Roland Martin’s Speedy Reversal And Apology Rings Really, Really Untrue

A veritable heartbeat after being roundly criticized for posting homophobic Super Bowl tweets—and getting ditched by CNN—professional sound-biter Roland Martin addressed the scandal on-air yesterday and reminded listeners he’s in support of gay adoption, hate-crime laws and the repeal of Don’t Ask Don’t Tell.

What, there was no Pride parade they could make him the grand marshal of?

On Sunday during his Washington Watch segment on TV One, Martin recounted his recent morning meeting with GLAAD communications director Herndon Graddick:

“Over breakfast for over 90 minutes, Herndon shared his thoughts with regards to my tweets and why he deemed them offensive to the LGBT community, and I reiterated my apology that — that if anyone who construed my comment[s] as being anti-gay or homophobic, or advancing violence, that was not my intent, and for that I was truly sorry.

Oh c’mon! The man has a record of gay bashing and homophobia and all we get is the classic “I’m sorry you took it that way”?!?

Martin followed up his non-apology with another old chestnut, the “let’s agree to disagree” canard:

“When anyone has a disagreement—whether public or private—there should be a call to sit down and sort it out, as opposed to both backing into corners, ratcheting up the noise to the point where no one hears one another. That benefits no one.

“Now, do we agree on all issues? No. But, ironically, I have historically supported many of the issues important to the GLAAD agenda, such as ending [the] ‘Don’t Ask, Don’t Tell’ policy; gay adoption; and including gays in hate crimes laws. Those, folks, are facts. But it is only through dialogue do we get an opportunity to see each other’s perspective and learn what it is like to walk in that person’s shoes

And finally Martin absolves himself of responsibility by claiming he’s “a journalist, not an activist.”

Actually, Roland, you’re a talking head who weighs in on the issues of the day. You make your living on your opinions, not investigative reporting. And as a professional opiner, you should know the impact your words have.

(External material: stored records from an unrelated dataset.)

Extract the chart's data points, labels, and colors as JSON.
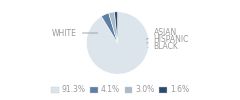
{
  "slices": [
    91.3,
    4.1,
    3.0,
    1.6
  ],
  "labels": [
    "WHITE",
    "ASIAN",
    "HISPANIC",
    "BLACK"
  ],
  "colors": [
    "#dce4ec",
    "#5c7fa3",
    "#a9bac8",
    "#2b4970"
  ],
  "legend_colors": [
    "#dce4ec",
    "#5c7fa3",
    "#a9bac8",
    "#2b4970"
  ],
  "legend_labels": [
    "91.3%",
    "4.1%",
    "3.0%",
    "1.6%"
  ],
  "text_color": "#999999",
  "font_size": 5.5,
  "startangle": 90
}
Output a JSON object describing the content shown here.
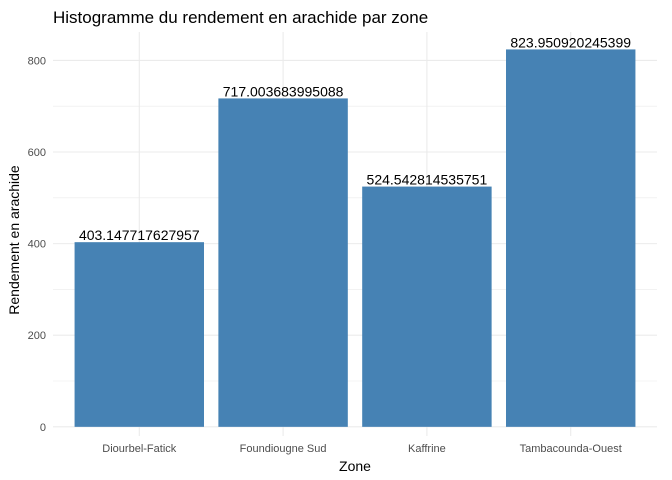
{
  "chart_data": {
    "type": "bar",
    "title": "Histogramme du rendement en arachide par zone",
    "xlabel": "Zone",
    "ylabel": "Rendement en arachide",
    "categories": [
      "Diourbel-Fatick",
      "Foundiougne Sud",
      "Kaffrine",
      "Tambacounda-Ouest"
    ],
    "values": [
      403.147717627957,
      717.003683995088,
      524.542814535751,
      823.950920245399
    ],
    "value_labels": [
      "403.147717627957",
      "717.003683995088",
      "524.542814535751",
      "823.950920245399"
    ],
    "y_ticks": [
      0,
      200,
      400,
      600,
      800
    ],
    "ylim": [
      -20,
      862
    ],
    "grid": true,
    "legend": "none",
    "bar_color": "#4682B4",
    "grid_color": "#ebebeb"
  }
}
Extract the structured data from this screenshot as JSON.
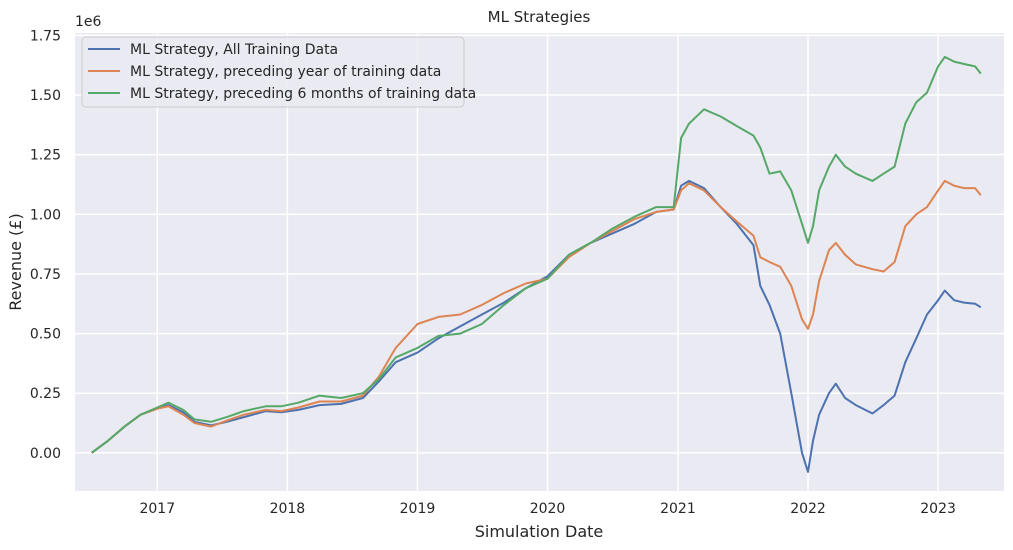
{
  "chart_data": {
    "type": "line",
    "title": "ML Strategies",
    "xlabel": "Simulation Date",
    "ylabel": "Revenue (£)",
    "y_offset_label": "1e6",
    "x_ticks": [
      "2017",
      "2018",
      "2019",
      "2020",
      "2021",
      "2022",
      "2023"
    ],
    "y_ticks": [
      "0.00",
      "0.25",
      "0.50",
      "0.75",
      "1.00",
      "1.25",
      "1.50",
      "1.75"
    ],
    "y_tick_values": [
      0,
      250000,
      500000,
      750000,
      1000000,
      1250000,
      1500000,
      1750000
    ],
    "xlim": [
      "2016-05-15",
      "2023-07-05"
    ],
    "ylim": [
      -160000,
      1760000
    ],
    "grid": true,
    "legend_position": "top-left",
    "series": [
      {
        "name": "ML Strategy, All Training Data",
        "color": "#4c72b0",
        "points": [
          [
            "2016-07-01",
            0
          ],
          [
            "2016-08-15",
            50000
          ],
          [
            "2016-10-01",
            110000
          ],
          [
            "2016-11-15",
            160000
          ],
          [
            "2017-01-01",
            185000
          ],
          [
            "2017-02-01",
            200000
          ],
          [
            "2017-03-15",
            170000
          ],
          [
            "2017-04-15",
            130000
          ],
          [
            "2017-06-01",
            115000
          ],
          [
            "2017-07-15",
            130000
          ],
          [
            "2017-09-01",
            150000
          ],
          [
            "2017-11-01",
            175000
          ],
          [
            "2017-12-15",
            170000
          ],
          [
            "2018-02-01",
            180000
          ],
          [
            "2018-04-01",
            200000
          ],
          [
            "2018-06-01",
            205000
          ],
          [
            "2018-08-01",
            230000
          ],
          [
            "2018-09-15",
            300000
          ],
          [
            "2018-11-01",
            380000
          ],
          [
            "2019-01-01",
            420000
          ],
          [
            "2019-03-01",
            480000
          ],
          [
            "2019-05-01",
            530000
          ],
          [
            "2019-07-01",
            580000
          ],
          [
            "2019-09-01",
            630000
          ],
          [
            "2019-11-01",
            690000
          ],
          [
            "2020-01-01",
            740000
          ],
          [
            "2020-03-01",
            830000
          ],
          [
            "2020-05-01",
            880000
          ],
          [
            "2020-07-01",
            920000
          ],
          [
            "2020-09-01",
            960000
          ],
          [
            "2020-11-01",
            1010000
          ],
          [
            "2020-12-20",
            1020000
          ],
          [
            "2021-01-10",
            1120000
          ],
          [
            "2021-02-01",
            1140000
          ],
          [
            "2021-03-15",
            1110000
          ],
          [
            "2021-05-01",
            1030000
          ],
          [
            "2021-06-15",
            960000
          ],
          [
            "2021-08-01",
            870000
          ],
          [
            "2021-08-20",
            700000
          ],
          [
            "2021-09-15",
            620000
          ],
          [
            "2021-10-15",
            500000
          ],
          [
            "2021-11-15",
            250000
          ],
          [
            "2021-12-15",
            0
          ],
          [
            "2022-01-01",
            -80000
          ],
          [
            "2022-01-15",
            50000
          ],
          [
            "2022-02-01",
            160000
          ],
          [
            "2022-03-01",
            250000
          ],
          [
            "2022-03-20",
            290000
          ],
          [
            "2022-04-15",
            230000
          ],
          [
            "2022-05-15",
            200000
          ],
          [
            "2022-07-01",
            165000
          ],
          [
            "2022-08-01",
            200000
          ],
          [
            "2022-09-01",
            240000
          ],
          [
            "2022-10-01",
            380000
          ],
          [
            "2022-11-01",
            480000
          ],
          [
            "2022-12-01",
            580000
          ],
          [
            "2023-01-01",
            640000
          ],
          [
            "2023-01-20",
            680000
          ],
          [
            "2023-02-15",
            640000
          ],
          [
            "2023-03-15",
            630000
          ],
          [
            "2023-04-15",
            625000
          ],
          [
            "2023-05-01",
            610000
          ]
        ]
      },
      {
        "name": "ML Strategy, preceding year of training data",
        "color": "#dd8452",
        "points": [
          [
            "2016-07-01",
            0
          ],
          [
            "2016-08-15",
            50000
          ],
          [
            "2016-10-01",
            110000
          ],
          [
            "2016-11-15",
            160000
          ],
          [
            "2017-01-01",
            185000
          ],
          [
            "2017-02-01",
            195000
          ],
          [
            "2017-03-15",
            160000
          ],
          [
            "2017-04-15",
            125000
          ],
          [
            "2017-06-01",
            110000
          ],
          [
            "2017-07-15",
            135000
          ],
          [
            "2017-09-01",
            160000
          ],
          [
            "2017-11-01",
            180000
          ],
          [
            "2017-12-15",
            175000
          ],
          [
            "2018-02-01",
            190000
          ],
          [
            "2018-04-01",
            215000
          ],
          [
            "2018-06-01",
            215000
          ],
          [
            "2018-08-01",
            240000
          ],
          [
            "2018-09-15",
            320000
          ],
          [
            "2018-11-01",
            440000
          ],
          [
            "2019-01-01",
            540000
          ],
          [
            "2019-03-01",
            570000
          ],
          [
            "2019-05-01",
            580000
          ],
          [
            "2019-07-01",
            620000
          ],
          [
            "2019-09-01",
            670000
          ],
          [
            "2019-11-01",
            710000
          ],
          [
            "2020-01-01",
            730000
          ],
          [
            "2020-03-01",
            820000
          ],
          [
            "2020-05-01",
            880000
          ],
          [
            "2020-07-01",
            930000
          ],
          [
            "2020-09-01",
            980000
          ],
          [
            "2020-11-01",
            1010000
          ],
          [
            "2020-12-20",
            1020000
          ],
          [
            "2021-01-10",
            1100000
          ],
          [
            "2021-02-01",
            1130000
          ],
          [
            "2021-03-15",
            1100000
          ],
          [
            "2021-05-01",
            1030000
          ],
          [
            "2021-06-15",
            970000
          ],
          [
            "2021-08-01",
            910000
          ],
          [
            "2021-08-20",
            820000
          ],
          [
            "2021-09-15",
            800000
          ],
          [
            "2021-10-15",
            780000
          ],
          [
            "2021-11-15",
            700000
          ],
          [
            "2021-12-15",
            560000
          ],
          [
            "2022-01-01",
            520000
          ],
          [
            "2022-01-15",
            580000
          ],
          [
            "2022-02-01",
            720000
          ],
          [
            "2022-03-01",
            850000
          ],
          [
            "2022-03-20",
            880000
          ],
          [
            "2022-04-15",
            830000
          ],
          [
            "2022-05-15",
            790000
          ],
          [
            "2022-07-01",
            770000
          ],
          [
            "2022-08-01",
            760000
          ],
          [
            "2022-09-01",
            800000
          ],
          [
            "2022-10-01",
            950000
          ],
          [
            "2022-11-01",
            1000000
          ],
          [
            "2022-12-01",
            1030000
          ],
          [
            "2023-01-01",
            1100000
          ],
          [
            "2023-01-20",
            1140000
          ],
          [
            "2023-02-15",
            1120000
          ],
          [
            "2023-03-15",
            1110000
          ],
          [
            "2023-04-15",
            1110000
          ],
          [
            "2023-05-01",
            1080000
          ]
        ]
      },
      {
        "name": "ML Strategy, preceding 6 months of training data",
        "color": "#55a868",
        "points": [
          [
            "2016-07-01",
            0
          ],
          [
            "2016-08-15",
            50000
          ],
          [
            "2016-10-01",
            110000
          ],
          [
            "2016-11-15",
            160000
          ],
          [
            "2017-01-01",
            190000
          ],
          [
            "2017-02-01",
            210000
          ],
          [
            "2017-03-15",
            180000
          ],
          [
            "2017-04-15",
            140000
          ],
          [
            "2017-06-01",
            130000
          ],
          [
            "2017-07-15",
            150000
          ],
          [
            "2017-09-01",
            175000
          ],
          [
            "2017-11-01",
            195000
          ],
          [
            "2017-12-15",
            195000
          ],
          [
            "2018-02-01",
            210000
          ],
          [
            "2018-04-01",
            240000
          ],
          [
            "2018-06-01",
            230000
          ],
          [
            "2018-08-01",
            250000
          ],
          [
            "2018-09-15",
            310000
          ],
          [
            "2018-11-01",
            400000
          ],
          [
            "2019-01-01",
            440000
          ],
          [
            "2019-03-01",
            490000
          ],
          [
            "2019-05-01",
            500000
          ],
          [
            "2019-07-01",
            540000
          ],
          [
            "2019-09-01",
            620000
          ],
          [
            "2019-11-01",
            690000
          ],
          [
            "2020-01-01",
            730000
          ],
          [
            "2020-03-01",
            830000
          ],
          [
            "2020-05-01",
            880000
          ],
          [
            "2020-07-01",
            940000
          ],
          [
            "2020-09-01",
            990000
          ],
          [
            "2020-11-01",
            1030000
          ],
          [
            "2020-12-20",
            1030000
          ],
          [
            "2021-01-10",
            1320000
          ],
          [
            "2021-02-01",
            1380000
          ],
          [
            "2021-03-15",
            1440000
          ],
          [
            "2021-05-01",
            1410000
          ],
          [
            "2021-06-15",
            1370000
          ],
          [
            "2021-08-01",
            1330000
          ],
          [
            "2021-08-20",
            1280000
          ],
          [
            "2021-09-15",
            1170000
          ],
          [
            "2021-10-15",
            1180000
          ],
          [
            "2021-11-15",
            1100000
          ],
          [
            "2021-12-15",
            960000
          ],
          [
            "2022-01-01",
            880000
          ],
          [
            "2022-01-15",
            950000
          ],
          [
            "2022-02-01",
            1100000
          ],
          [
            "2022-03-01",
            1200000
          ],
          [
            "2022-03-20",
            1250000
          ],
          [
            "2022-04-15",
            1200000
          ],
          [
            "2022-05-15",
            1170000
          ],
          [
            "2022-07-01",
            1140000
          ],
          [
            "2022-08-01",
            1170000
          ],
          [
            "2022-09-01",
            1200000
          ],
          [
            "2022-10-01",
            1380000
          ],
          [
            "2022-11-01",
            1470000
          ],
          [
            "2022-12-01",
            1510000
          ],
          [
            "2023-01-01",
            1620000
          ],
          [
            "2023-01-20",
            1660000
          ],
          [
            "2023-02-15",
            1640000
          ],
          [
            "2023-03-15",
            1630000
          ],
          [
            "2023-04-15",
            1620000
          ],
          [
            "2023-05-01",
            1590000
          ]
        ]
      }
    ]
  }
}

While GLAAD is in dialogue with Martin, the anti-defamation group hasn’t let him off the hook completely. A statement from the group about Sunday’s broadcast read in part:

We live in a culture of 140 characters, sound bites and three-hour news cycles.   Context, and even intent, is often lost. In spite of that, our media, and what is considered acceptable in it, is more important than ever. For better or worse, celebrities and prominent voices in our media set a standard for what is acceptable in the rest of our society.  GLAAD firmly believes that language which could be construed by an audience as inciting violence against LGBT people, people perceived to be LGBT, or members of other groups that face discrimination or prejudice is unacceptable in our media.   Anti-LGBT violence is not a political opinion.

But we have to disagree with GLAAD’s assertion that Martin “took another important step, acknowledging that his words had a negative impact, and making it clear that he understands how serious the issues of anti-LGBT bullying and violence are.”

What Martin acknowledged (to himself anyway) is that his meal ticket had dried up and he needed to offer a little lip service to get it back.